Le premier Israël, constitué sur la base de la descendance physique d’Abraham a
rempli sa mission maintenant que le Sauveur du monde en est sorti et que son Messie
est apparu. Ses membres ne peuvent qu’accepter ce fait avec gratitude, et comme une
confirmation de leur plus profonde élection et un appel à se rattacher au peuple de ce
Sauveur, leur propre roi, dont les Gentils sont maintenant appelés à être membres
également. La mission d’Israël en tant que communauté naturelle a maintenant fait son
temps et ne peut être poursuivie ni répétée (CD III / 2.584, italiques ajoutés).

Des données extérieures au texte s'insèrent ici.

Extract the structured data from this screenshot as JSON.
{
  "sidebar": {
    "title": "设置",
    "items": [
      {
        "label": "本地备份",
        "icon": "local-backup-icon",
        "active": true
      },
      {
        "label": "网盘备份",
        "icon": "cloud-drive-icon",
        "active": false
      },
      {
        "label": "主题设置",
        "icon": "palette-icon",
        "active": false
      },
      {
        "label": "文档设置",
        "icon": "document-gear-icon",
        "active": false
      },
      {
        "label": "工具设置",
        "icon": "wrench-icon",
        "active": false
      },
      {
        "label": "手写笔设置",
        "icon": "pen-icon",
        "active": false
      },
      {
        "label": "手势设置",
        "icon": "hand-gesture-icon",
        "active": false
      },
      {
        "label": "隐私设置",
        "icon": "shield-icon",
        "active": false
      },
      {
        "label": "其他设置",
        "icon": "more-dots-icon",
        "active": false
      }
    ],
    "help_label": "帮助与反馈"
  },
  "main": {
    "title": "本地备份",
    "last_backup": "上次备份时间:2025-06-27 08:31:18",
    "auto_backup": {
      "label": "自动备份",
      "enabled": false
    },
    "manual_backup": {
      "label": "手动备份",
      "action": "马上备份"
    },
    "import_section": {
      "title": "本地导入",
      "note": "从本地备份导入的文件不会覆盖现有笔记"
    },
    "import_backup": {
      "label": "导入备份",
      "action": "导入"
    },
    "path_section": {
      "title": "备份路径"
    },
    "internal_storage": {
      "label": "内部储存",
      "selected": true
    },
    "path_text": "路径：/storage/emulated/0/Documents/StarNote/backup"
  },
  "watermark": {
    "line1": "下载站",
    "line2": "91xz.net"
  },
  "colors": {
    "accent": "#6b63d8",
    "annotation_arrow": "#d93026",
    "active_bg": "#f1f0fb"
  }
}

Christ met fin au parcours d'Israël en tant que peuple naturel. Après quoi, le destin
légitime unique d'Israël doit être repris dans l'Église, le nouvel et véritable Israël, dans
lequel la signification de son identité en tant que peuple charnel est définitivement
transcendée.
Le substitutionnisme économique de Barth apparaît avec une clarté particulière dans
sa compréhension du Christ comme fin de l'histoire. Pour Barth, l'histoire au sens strict
se réfère au déploiement de l'alliance de Dieu avec la création (CD III / 2.160). Mais
comme ce déploiement a lieu en Jésus-Christ, Barth soutient que cette histoire au sens
strict prend fin avec la crucifixion du Christ et sa résurrection. « L'histoire humaine s'est
en fait terminée à ce moment-là » (CD IV / 1, 734). L'histoire de l’alliance étant le
support caractéristique de l’existence temporelle d’Israël avant Jésus Christ, le Christ
[est la] fin de l'histoire de l'alliance, en général, et de l'histoire de l'alliance d'Israël, en
particulier. L’Église, en revanche, ne vit pas dans l’histoire de l’alliance en tant que
telle (puisque celle-ci est achevée), mais dans le temps caractérisé par le souvenir de
histoire de l'alliance sous sa forme accomplie. Dans son paragraphe consacré au
temps, dans la Dogmatique de l’Église, III / 2, Barth écrit:
La parole divine de bénédiction, telle que la conçoit le Nouveau Testament, a été
prononcée une fois pour toutes dans l’incarnation de la Parole de Dieu (par contraste
avec l'appel et l'élection d'Abraham), et ne peut donc être répétée (comme en Israël),
de même que toute la suite « de génération en génération » qui avait pour but la venue
du Messie a été enlevée par cette, venue, comme la circoncision (CD III / 2.582).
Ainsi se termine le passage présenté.